What is srgb

Last updated: April 1, 2026

Quick Answer: sRGB (standard Red Green Blue) is a color space standard developed by HP and Microsoft that defines how colors should be displayed on digital devices like monitors, TVs, and smartphones. It ensures consistent color representation across different screens and applications.

Key Facts

What is sRGB?

sRGB stands for standard Red Green Blue and is the most widely used color space for digital displays. It was created to establish a standard way of displaying colors on computer monitors and other digital devices. This standardization is crucial because different screens can display colors very differently, and sRGB provides a common reference point.

Development and History

HP and Microsoft developed sRGB in 1996 to address the problem of inconsistent color representation across different devices. Before sRGB became standard, images would look different on various monitors, making it difficult for photographers, designers, and content creators to ensure their work appeared correctly. The sRGB standard resolved this by defining exactly how red, green, and blue light should be displayed and perceived.

Technical Specifications

sRGB uses a specific gamma curve of approximately 2.2, which matches the way human eyes perceive brightness and color. This mathematical relationship between input and output ensures that colors appear natural and consistent. The color space includes approximately 16.7 million colors (8 bits per channel), which is sufficient for most consumer and web-based applications.

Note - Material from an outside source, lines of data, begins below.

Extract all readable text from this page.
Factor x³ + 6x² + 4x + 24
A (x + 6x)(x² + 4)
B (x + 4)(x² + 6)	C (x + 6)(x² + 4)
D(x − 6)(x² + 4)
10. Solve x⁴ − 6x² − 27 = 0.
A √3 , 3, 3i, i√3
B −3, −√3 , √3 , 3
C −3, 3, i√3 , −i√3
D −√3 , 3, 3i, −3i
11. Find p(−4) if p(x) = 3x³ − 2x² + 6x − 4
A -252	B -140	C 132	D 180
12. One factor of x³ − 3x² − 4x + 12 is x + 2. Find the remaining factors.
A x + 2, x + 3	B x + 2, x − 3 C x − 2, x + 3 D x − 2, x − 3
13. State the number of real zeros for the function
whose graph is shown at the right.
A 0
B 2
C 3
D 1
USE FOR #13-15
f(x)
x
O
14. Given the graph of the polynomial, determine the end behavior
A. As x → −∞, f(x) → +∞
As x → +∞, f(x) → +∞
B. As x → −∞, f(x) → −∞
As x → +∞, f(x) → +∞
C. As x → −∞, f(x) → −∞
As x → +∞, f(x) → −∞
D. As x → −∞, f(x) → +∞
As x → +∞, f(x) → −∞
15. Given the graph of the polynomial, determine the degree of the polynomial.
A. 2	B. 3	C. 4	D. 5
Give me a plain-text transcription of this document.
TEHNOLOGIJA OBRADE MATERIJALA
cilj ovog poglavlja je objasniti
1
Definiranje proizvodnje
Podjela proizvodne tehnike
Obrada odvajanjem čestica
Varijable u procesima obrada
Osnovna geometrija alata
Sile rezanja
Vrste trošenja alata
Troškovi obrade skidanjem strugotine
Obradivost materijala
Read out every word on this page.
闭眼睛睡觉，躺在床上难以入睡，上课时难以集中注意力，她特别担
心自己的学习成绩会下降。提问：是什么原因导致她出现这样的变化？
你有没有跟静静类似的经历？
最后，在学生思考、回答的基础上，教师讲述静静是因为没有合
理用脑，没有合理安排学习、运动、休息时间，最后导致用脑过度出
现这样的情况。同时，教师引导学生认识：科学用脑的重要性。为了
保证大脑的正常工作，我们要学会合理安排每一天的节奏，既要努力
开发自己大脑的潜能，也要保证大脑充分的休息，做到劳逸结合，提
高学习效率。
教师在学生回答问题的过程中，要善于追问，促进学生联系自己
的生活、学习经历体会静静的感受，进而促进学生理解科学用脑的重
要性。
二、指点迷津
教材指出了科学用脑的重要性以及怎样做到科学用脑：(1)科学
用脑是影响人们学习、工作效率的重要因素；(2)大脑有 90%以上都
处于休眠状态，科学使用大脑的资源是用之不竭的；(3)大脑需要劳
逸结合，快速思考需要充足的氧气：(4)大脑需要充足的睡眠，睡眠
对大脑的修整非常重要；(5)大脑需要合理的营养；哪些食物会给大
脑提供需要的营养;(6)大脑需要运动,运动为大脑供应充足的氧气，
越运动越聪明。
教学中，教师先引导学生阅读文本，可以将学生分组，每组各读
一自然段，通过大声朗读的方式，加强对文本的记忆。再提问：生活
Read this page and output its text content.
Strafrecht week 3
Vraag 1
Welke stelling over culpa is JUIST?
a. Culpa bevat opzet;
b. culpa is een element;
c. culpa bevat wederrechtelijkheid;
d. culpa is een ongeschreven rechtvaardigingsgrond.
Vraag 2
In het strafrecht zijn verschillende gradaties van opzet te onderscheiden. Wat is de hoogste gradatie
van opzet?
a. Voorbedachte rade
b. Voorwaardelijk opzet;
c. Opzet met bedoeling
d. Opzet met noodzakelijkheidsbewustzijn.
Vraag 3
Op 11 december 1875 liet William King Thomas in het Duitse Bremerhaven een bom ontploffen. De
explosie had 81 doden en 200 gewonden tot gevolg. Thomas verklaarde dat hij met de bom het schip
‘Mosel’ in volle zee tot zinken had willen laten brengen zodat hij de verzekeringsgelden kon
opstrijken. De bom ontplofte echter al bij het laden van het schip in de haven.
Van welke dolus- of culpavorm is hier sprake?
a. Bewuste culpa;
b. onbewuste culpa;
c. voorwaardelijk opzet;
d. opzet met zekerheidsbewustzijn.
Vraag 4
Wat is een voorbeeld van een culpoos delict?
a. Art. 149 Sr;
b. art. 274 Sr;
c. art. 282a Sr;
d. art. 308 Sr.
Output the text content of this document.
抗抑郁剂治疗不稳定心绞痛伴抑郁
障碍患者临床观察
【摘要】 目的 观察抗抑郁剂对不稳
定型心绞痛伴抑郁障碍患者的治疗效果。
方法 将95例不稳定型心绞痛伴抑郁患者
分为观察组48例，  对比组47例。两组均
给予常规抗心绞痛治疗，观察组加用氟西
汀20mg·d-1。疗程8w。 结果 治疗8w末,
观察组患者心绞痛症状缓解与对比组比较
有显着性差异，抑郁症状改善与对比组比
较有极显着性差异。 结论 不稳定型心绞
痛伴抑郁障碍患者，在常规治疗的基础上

Comparison with Other Color Spaces

While sRGB is the standard for most applications, professional photographers and designers often use larger color spaces like Adobe RGB or ProPhoto RGB to capture more colors. However, these wider color spaces can result in colors appearing incorrect if viewed by someone using sRGB. sRGB's advantage is its universal compatibility—nearly all devices, from smartphones to TVs to computer monitors, use sRGB as their default color space.

Practical Applications

When you browse the web, view photos on social media, or watch streaming videos, you're almost certainly looking at content displayed in sRGB. Digital cameras often save images in sRGB by default, and most image editing software uses sRGB as its working color space. For anyone sharing images online, using sRGB ensures your colors will display consistently across different viewers' devices.

Related Questions

What is the difference between sRGB and Adobe RGB?

Adobe RGB has a wider color gamut (contains more colors) than sRGB, making it better for professional photography and printing. However, sRGB is the standard for web and most digital displays. Adobe RGB images can appear different or desaturated on standard sRGB screens if not properly converted.

Why does my camera have an sRGB option?

Your camera includes sRGB as an option because it's the most universal color space. When you set your camera to sRGB, it ensures your photos will look correct when viewed on most devices, computers, and websites without requiring color space conversion or correction.

Can I change my monitor to display wider than sRGB?

Most consumer monitors display only in sRGB or close to it. Professional monitors have wider color gamuts and can display Adobe RGB or other color spaces. Changing your monitor's color profile settings won't increase its physical color gamut, but you can calibrate it for more accurate sRGB reproduction.